Вопрос о типе безударного вокализма является одним из важнейших в характеристике живого языка Москвы средневекового периода. Со времени появления в московском говоре аканья становится возможным говорить применительно к данной территориальной разновидности языка о таком комплексе диалектных черт, который принято определять термином «средневеликорусский».
Однако, говоря об отражении аканья в московских памятниках, следует разграничивать два существенных момента. Необходимо отделять вопрос о появлении аканья как черты, характеризующей тип живого языка, имевшего широкое или даже преобладающее распространение в Москве, от вопроса об отдельных носителях акающего произношения среди москвичей. Население Москвы было неоднородным в этническом отношении, благодаря чему аканье могло проникнуть в отдельные московские памятники в то время, когда для Москвы в целом такое произношение еще не было свойственно.
Вероятно, именно этим, т. е. распространением на весь московский говор тех особенностей произношения, которые наблюдались в речи лишь отдельных жителей Москвы, объясняется тот факт, что московский говор признается акающим уже в XIV в.
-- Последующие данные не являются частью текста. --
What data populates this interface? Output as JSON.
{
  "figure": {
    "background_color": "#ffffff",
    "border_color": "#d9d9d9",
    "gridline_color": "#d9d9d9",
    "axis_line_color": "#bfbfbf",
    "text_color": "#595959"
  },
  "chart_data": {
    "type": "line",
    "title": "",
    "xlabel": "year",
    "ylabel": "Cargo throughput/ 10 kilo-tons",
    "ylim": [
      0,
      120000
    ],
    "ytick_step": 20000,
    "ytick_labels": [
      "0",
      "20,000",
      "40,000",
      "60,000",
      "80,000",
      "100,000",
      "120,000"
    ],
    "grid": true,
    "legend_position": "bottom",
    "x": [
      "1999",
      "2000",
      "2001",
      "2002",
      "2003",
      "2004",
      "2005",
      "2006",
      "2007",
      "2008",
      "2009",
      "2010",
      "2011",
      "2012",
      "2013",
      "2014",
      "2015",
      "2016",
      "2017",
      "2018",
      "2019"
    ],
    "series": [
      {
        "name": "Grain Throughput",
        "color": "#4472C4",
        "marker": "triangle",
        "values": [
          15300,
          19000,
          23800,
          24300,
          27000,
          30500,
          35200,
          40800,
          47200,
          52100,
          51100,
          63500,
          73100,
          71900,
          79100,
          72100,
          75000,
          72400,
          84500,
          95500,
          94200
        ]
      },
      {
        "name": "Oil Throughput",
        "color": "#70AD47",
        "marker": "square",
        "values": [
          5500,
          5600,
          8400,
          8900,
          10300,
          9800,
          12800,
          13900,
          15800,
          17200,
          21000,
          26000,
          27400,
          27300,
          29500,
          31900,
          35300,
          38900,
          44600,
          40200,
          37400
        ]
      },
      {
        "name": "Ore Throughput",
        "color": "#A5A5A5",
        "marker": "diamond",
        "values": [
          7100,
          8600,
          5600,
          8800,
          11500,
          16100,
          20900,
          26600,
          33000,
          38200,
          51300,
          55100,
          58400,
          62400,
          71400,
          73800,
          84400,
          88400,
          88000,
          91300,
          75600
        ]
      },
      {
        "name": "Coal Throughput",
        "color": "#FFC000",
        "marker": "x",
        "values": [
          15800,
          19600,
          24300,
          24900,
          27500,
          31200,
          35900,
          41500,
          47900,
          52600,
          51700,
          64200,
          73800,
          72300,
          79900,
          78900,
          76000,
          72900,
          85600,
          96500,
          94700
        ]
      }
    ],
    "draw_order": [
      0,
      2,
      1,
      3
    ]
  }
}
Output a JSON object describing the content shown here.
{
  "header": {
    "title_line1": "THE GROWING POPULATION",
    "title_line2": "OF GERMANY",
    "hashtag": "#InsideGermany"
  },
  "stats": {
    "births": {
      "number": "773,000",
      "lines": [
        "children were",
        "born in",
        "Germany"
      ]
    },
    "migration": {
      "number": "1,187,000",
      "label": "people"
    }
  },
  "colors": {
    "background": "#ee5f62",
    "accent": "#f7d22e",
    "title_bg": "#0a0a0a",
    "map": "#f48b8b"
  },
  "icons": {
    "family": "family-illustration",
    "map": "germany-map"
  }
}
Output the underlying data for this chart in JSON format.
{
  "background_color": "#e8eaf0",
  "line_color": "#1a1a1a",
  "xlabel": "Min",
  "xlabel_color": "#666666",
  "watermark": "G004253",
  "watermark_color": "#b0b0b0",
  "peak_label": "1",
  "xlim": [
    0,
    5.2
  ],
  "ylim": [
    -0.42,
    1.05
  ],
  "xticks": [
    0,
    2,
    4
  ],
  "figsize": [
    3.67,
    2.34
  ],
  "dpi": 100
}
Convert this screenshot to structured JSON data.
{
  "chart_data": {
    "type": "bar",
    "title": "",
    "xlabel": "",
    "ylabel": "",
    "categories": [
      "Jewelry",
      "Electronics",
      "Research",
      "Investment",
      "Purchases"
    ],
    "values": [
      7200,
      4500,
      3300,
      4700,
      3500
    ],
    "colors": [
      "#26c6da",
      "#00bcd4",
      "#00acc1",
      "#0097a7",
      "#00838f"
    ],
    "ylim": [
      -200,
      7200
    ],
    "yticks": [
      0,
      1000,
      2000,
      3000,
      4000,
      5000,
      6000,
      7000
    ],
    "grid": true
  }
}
Такая точка зрения отражена в работах А. И. Соболевского[1] и Н. Н. Дурново[2].
Возможность истолкования орфографии московских памятников письменности XIV в. как свидетельства московского аканья допускают также Т. Лер-Сплавинский[3], С. И. Котков[4], Ф. П. Филин[5]. Древней и даже исконной чертой считает московское аканье П. Я. Черных. Он пишет: «Население Москвы, возможно с самого основания города, не отличалось чистотою в отношении языка, хотя и было вятичским и, следовательно, «акающим» по своей основе»[6]. Такое убеждение, по собственному признанию исследователя, опирается на учение А. А. Шахматова об образовании русского (великорусского) языка. Как известно, образование великорусской народности Шахматов связывал с объединением севернорусов и восточнорусов в одно этническое ядро. В языковом отношении это объединение имело своим следствием образование в области средней России «смешанных говоров, соединивших в себе типичные особенности севернорусского и восточнорусского наречия»[7].
Начало объединительных процессов (этнических и языковых) Шахматов склонен был относить к ранней эпохе: «…восточнорусы уже в конце X века… оказались в бассейне Оки в соприкосновении с севернорусами; XI век, время Ярослава, положил начало слиянию обоих племен северовосточной Руси и образованию великорусской народности»[8]. Ученый подчеркивал тесную связь, существующую между образованием великорусского языка и «типичного для Москвы языка»[9], поэтому приведенное указание на время объединения восточнорусов и севернорусов можно отнести и к тем процессам, которые привели к формированию московского говора в его средневеликорусском облике[10].
Следует отметить, правда, что в одной из последних своих работ Шахматов считает необходимым отнести результаты взаимодействия двух наречий в пределах Москвы к значительно более позднему, чем это он делал раньше, времени. «Ни в XIV, ни в XV в., — пишет он, — Москва не могла еще выработать своего языка, своего койне; в Москве одни говорили по-севернорусски, другие по-восточнорусски, одни окали, другие акали»[11].
Исследования, выполненные на материале древнейших московских памятников, не подтверждают предположения об аканье в московском говоре XIV в.[12]. Неясным до сих пор остается вопрос и о московском аканье в XV и XVI вв. По мнению Р. И. Аванесова, в XIV—XV вв. в Москве преобладал северновеликорусский говор. Определенно о московском аканье можно говорить только по отношению к XVII в., когда оформляется московское просторечие[13]. Это мнение отражено и в одной из последних работ В. Н. Сидорова, который относит процесс смены в Москве оканья на аканье к рубежу XVI—XVII вв.[14].
Таким образом, вопрос об истории московского аканья продолжает оставаться актуальным и в настоящее время. Состояние его разработки во многом упирается в недостаток фактического материала. Аргументы «за» и «против» сводятся в сущности к тому, можно ли рассматривать как свидетельства аканья в московском говоре запись с а и о топонимов брошевая — брашевая, шаготью — шагатью, отмеченных А. И. Соболевским еще в конце прошлого века. К ним обычно добавляют еще написания с а глагольных основ типа укаряти утапаху, прикаснулся и некоторые другие единичные случаи смешения а и о в памятниках московского происхождения. Сколько бы мы ни обращались к этим уже примелькавшимся написаниям, как бы мы их ни трактовали, они не могут внести ничего существенно нового в решение вопроса о московском аканье.
Между тем необследованными остаются многие московские рукописи XV—XVI вв., среди которых большое место занимают памятники делового письма. Эти последние в меньшей степени, чем любые другие, скованы нормами традиционной орфографии и поэтому наиболее пригодны для реконструкции живого произношения.
Надежды на прогресс в решении вопроса о московском аканье следует, очевидно, связывать с введением в научный оборот нового материала из московских письменных текстов.